After attacks, groups launch support for Ghana’s LGBTQ community
In October 2020, Kofi Mensah was leaving a mall in central Accra, Ghana, when a group of young boys approached him and started making scornful gestures and remarks about the way he spoke and walked.
Mensah said they were profiling him because he is gay. When he asked them to stop, one of the boys shoved him and the other spat at him while people looked on.
“We [LGBTQ people] experience this almost every day, wherever we go,” he told the Century. “They treat us as though we are not humans, deserving of love and care and other privileges and rights citizens should enjoy.”
Mensah’s case is not isolated. Attacks on the LGBTQ community in Ghana are common. Mensah said he did not report the case to the police because they would mock him or get him arrested, because “they are part of the system who often abuses us.”
In February, security forces, in collaboration with locals, raided a community center operated by LGBT+ Rights Ghana, a group championing the freedom of all LGBTQ people in Ghana. The group’s facilities were destroyed, and some members were arrested and are currently facing charges in court.
In Ghana, there is no law that explicitly criminalizes being gay or LGBTQ advocacy, aside from a section of the state’s criminal code, which is a relic of the British colonial rule. This law is rarely enforced, but recently, Ghanaian legal and religious officials have used it as a means to justify the growing attacks against the LGBTQ community.
Meanwhile, LGBTQ people and their allies in Ghana have been organizing to help and support each other in the wake of attacks and growing discrimination.
In May, LGBT+ Rights Ghana launched a crowdfunding campaign to open a new community center. As of June 10, more than $46,000 of the $100,000 goal had been raised by more than 1,000 donors in the country and around the world. The initiative promises to expand services beyond even what the original community center was doing.
“Measures are in development to ultimately support a wider community through microfinancing of entrepreneurial business initiatives and other capacity building auxiliaries,” the group said in a statement posted to its GoFundMe page.
Abdul-wadud Mohammed, LGBT+ Rights Ghana’s communications director, said that right now, Ghana’s LGBTQ community receives support from allies in the community. For instance, sometimes lawyers provide pro bono services.
“But we want [that support] to be more extensive, and that needs some form of support—especially when it comes to funds. And that is why we are seeking help,” Mohammed said, adding that the international community should help them in holding people accountable for the human rights violations against LGBTQ people in Ghana.

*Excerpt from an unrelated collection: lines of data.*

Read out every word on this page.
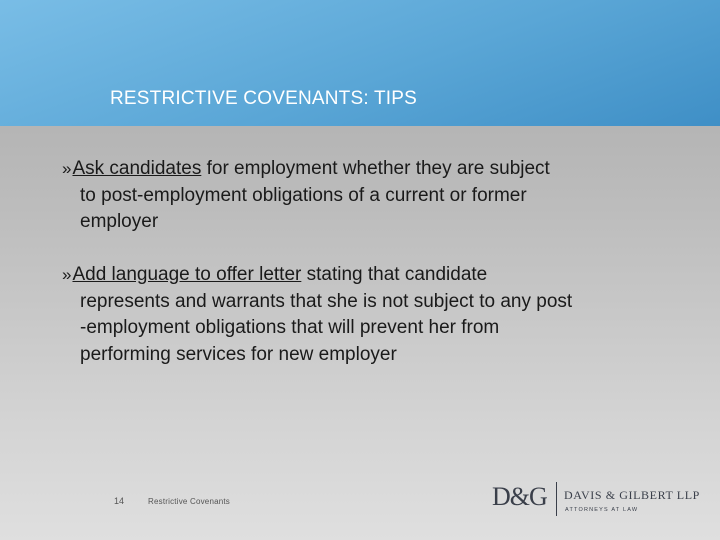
RESTRICTIVE COVENANTS: TIPS
»Ask candidates for employment whether they are subject
to post-employment obligations of a current or former
employer
»Add language to offer letter stating that candidate
represents and warrants that she is not subject to any post
-employment obligations that will prevent her from
performing services for new employer
14	Restrictive Covenants	D&G DAVIS & GILBERT LLP
ATTORNEYS AT LAW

“We need to keep the conversation and discussion going, because this is what affects our rights and how we can let the world know,” he said.

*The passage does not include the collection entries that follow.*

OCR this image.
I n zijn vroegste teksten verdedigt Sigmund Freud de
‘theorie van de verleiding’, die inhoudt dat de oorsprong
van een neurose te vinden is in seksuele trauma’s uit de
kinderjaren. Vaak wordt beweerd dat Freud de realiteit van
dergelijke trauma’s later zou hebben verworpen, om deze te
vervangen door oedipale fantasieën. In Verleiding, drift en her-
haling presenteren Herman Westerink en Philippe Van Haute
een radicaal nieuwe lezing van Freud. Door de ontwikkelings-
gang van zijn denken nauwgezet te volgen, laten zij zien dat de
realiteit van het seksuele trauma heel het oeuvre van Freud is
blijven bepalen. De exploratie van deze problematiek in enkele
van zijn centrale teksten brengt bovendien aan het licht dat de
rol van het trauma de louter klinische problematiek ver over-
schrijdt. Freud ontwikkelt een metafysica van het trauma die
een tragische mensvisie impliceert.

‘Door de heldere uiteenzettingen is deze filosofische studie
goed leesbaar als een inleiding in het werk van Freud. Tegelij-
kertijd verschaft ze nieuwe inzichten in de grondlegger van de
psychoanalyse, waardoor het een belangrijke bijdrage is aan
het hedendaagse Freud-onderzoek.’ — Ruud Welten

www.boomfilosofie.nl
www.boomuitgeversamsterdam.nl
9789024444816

Two other groups—One Love Sisters, Ghana, a queer feminist group for Muslim women, and Key Watch Ghana, an NGO focused on reproductive heath and sexual safety for marginalized groups—have also launched emergency support funds for Ghana’s LGBTQ community.
Both organizations, in collaboration with their counterparts in the diaspora, are providing mental health services through weekly virtual sessions on emotional and mental well-being for the community.
Activists say the discrimination and attacks the LGBTQ community faces are enough to cause mental and psychological trauma.
“The events are very unfortunate, especially when they are perpetrated by religious institutions which are supposed to be a protective place for everybody,” said Dumisani Dube, an LGBTQ activist.
“Religious institutions are supposed to be a safe haven for everybody, regardless of their sexual orientation, gender identity, and expression. They are supposed to be seen as human beings and not objects to be abused or attacked just because they are different or live differently,” said Dube.
On May 17, the world celebrated the International Day Against Homophobia, Transphobia, and Biphobia, which Mensah said was important because it highlights the challenges LGBTQ people face—as well as their need for support.
“We are all one, irrespective of our differences in beliefs or sexuality,” he said. “Attacking or discriminating against people because of the way of life they choose to live is not what we should be seeing in this modern world.”